Há lugares e pessoas que de alguma forma permanecerão muito vivos dentro de nós, mesmo que os anos passem e tentem embotar nossas lembranças. O Café de Dona Dofina ficava ali na Rua Intendente Lourenço Gomes, onde hoje é o Bar de Mororó, entre a Santa Teresinha e minha rua. Cresci ali, a partir dos braços de minha mãe, que me levava nas suas idas e vindas, para tomar um café descompromissado ou desfrutar de todos os banquetes de deleites que aquele lugar oferecia.

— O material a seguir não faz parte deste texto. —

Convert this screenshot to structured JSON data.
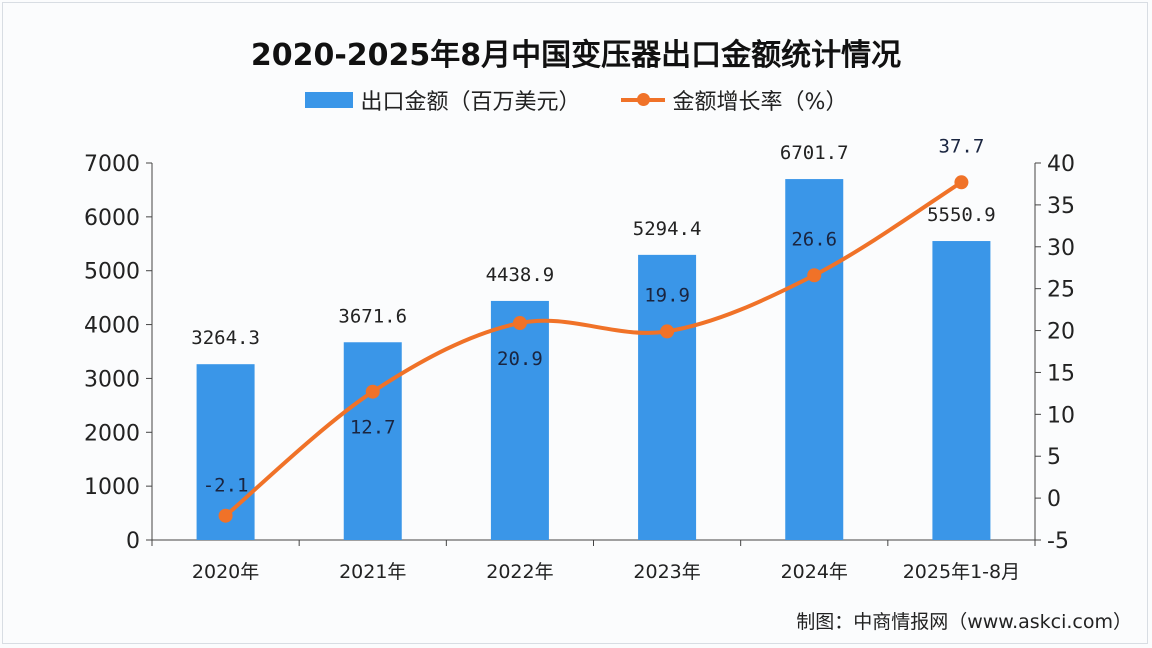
{
  "chart_data": {
    "type": "bar+line",
    "title": "2020-2025年8月中国变压器出口金额统计情况",
    "categories": [
      "2020年",
      "2021年",
      "2022年",
      "2023年",
      "2024年",
      "2025年1-8月"
    ],
    "series": [
      {
        "name": "出口金额（百万美元）",
        "type": "bar",
        "axis": "left",
        "values": [
          3264.3,
          3671.6,
          4438.9,
          5294.4,
          6701.7,
          5550.9
        ],
        "color": "#3a96e8"
      },
      {
        "name": "金额增长率（%）",
        "type": "line",
        "axis": "right",
        "values": [
          -2.1,
          12.7,
          20.9,
          19.9,
          26.6,
          37.7
        ],
        "color": "#f07228"
      }
    ],
    "left_axis": {
      "ylim": [
        0,
        7000
      ],
      "ticks": [
        0,
        1000,
        2000,
        3000,
        4000,
        5000,
        6000,
        7000
      ]
    },
    "right_axis": {
      "ylim": [
        -5,
        40
      ],
      "ticks": [
        -5,
        0,
        5,
        10,
        15,
        20,
        25,
        30,
        35,
        40
      ]
    },
    "grid": false,
    "legend": "top"
  },
  "source": "制图：中商情报网（www.askci.com）"
}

Era um cheiro sempre quente de bolos no forno, tachos fumegantes de doces que saía da cozinha, atravessava a sala, dançando pelas mesas, atravessando portas e janelas e tomando a rua.O lugar era a própria casa da senhora, já viúva e desde há muito empreendedora naquele mercado doméstico que povoava os gostos de toda uma gente, provavelmente já antes de 1950. Ajudada principalmente por Francisca, sua fiel escudeira, na execução dos temperos e ingredientes, caldeirões e colheres de pau, Dona Dofina executava sua alquimia do sabor, conquistando uma vasta e fiel clientela.
- Dona Dofina, me dê um pão com doce de leite e banana.

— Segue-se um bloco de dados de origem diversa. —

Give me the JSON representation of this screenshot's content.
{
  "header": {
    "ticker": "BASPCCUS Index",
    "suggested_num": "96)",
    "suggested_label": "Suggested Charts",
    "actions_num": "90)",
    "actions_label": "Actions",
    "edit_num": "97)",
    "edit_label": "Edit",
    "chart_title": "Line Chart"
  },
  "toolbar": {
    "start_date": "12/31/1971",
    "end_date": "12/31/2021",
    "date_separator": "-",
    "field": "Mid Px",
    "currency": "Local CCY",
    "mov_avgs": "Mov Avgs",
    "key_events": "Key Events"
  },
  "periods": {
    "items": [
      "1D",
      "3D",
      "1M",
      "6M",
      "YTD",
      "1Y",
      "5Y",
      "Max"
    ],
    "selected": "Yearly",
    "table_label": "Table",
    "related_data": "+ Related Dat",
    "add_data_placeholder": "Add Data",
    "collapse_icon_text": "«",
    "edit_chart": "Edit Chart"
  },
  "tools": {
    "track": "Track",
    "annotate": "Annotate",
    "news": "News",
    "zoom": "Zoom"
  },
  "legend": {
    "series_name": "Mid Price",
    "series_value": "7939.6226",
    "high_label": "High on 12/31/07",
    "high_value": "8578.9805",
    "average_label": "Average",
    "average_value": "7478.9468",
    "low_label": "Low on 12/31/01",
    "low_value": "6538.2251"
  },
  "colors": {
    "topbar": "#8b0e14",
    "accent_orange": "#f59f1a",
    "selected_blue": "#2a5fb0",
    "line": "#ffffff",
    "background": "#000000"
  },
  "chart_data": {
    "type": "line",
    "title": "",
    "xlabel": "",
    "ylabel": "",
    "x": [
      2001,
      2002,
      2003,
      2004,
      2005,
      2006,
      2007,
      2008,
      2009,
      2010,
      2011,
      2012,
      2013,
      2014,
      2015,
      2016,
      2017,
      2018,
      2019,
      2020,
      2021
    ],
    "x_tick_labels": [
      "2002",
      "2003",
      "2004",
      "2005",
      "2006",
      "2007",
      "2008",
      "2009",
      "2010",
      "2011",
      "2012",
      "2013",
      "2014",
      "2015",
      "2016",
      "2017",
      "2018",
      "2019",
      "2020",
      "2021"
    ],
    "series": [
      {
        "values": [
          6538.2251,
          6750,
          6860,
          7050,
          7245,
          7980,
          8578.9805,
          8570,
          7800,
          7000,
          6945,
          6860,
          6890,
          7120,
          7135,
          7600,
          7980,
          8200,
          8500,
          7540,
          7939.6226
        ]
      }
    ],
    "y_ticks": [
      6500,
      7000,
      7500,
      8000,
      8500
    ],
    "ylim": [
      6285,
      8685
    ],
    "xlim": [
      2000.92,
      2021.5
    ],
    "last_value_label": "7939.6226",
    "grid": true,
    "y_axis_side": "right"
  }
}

- Dona Dofina, eu quero uma cajuína gelada e um pão doce!
- Dona Dofina, a senhora já tem doce de mamão verde com coco?
- Dona Dofina, quero aquele torresmo que só a senhora sabe fazer?
- Dona Dofina, por acaso a senhora tem um bolo de puba e de bom-bocado?
- Dona Dofina, me conte o segredo desses seus bifes apimentados? Não me diga que é só a banha de porco e pimenta do reino...
- Dona Dofina, é verdade que a senhora usa pedra ume pra cortar o leite?
E estava ela ali, sorridente, mãos quentes, cabelos brancos e longos arrumados num coque, vestido folgado com bolsos fartos, para passar um troco, solícita, com sua mente bem viva. Sem egoísmo, não escondia seus segredos culinários - embora fosse difícil acertar o ponto de seus gostos, porque todas as suas medidas eram feitas no olho.
A velhice não lhe roubara a vivacidade, a alegria no rosto e o carinho com que recebia cada um. As crianças das redondezas estavam sempre a querer agradar a eleita avó de todos, levando-lhe rosas, bulgaris e outras flores certamente roubadas em algum jardim desvigiado, para lhe enfeitarem os santos; ou pimentas, de algum quintal conhecido, para compor seus molhos. Flores ou pimentas eram sempre recompensadas com uma guloseima. Quando a meninada era grande, sedenta feito formiga, ela nos afagava com um cheiro, afinal, a pobre não podia padecer daquele prejuízo.
O café já não existe mais. Dona Dofina nos deixou há tantos anos que nem sei mais. Alguns sabores daquela época nunca se repetirão do mesmo jeito. Vez por outra, quando minha mãe refaz uma receita de doce, de bolo, que leva um desses preciosos segredos por ela compartilhados, a gente volta a revisitá-la, guiados pelos sabores inesquecíveis e por doces saudades.
Porto Velho-RO, 07 de março de 2020.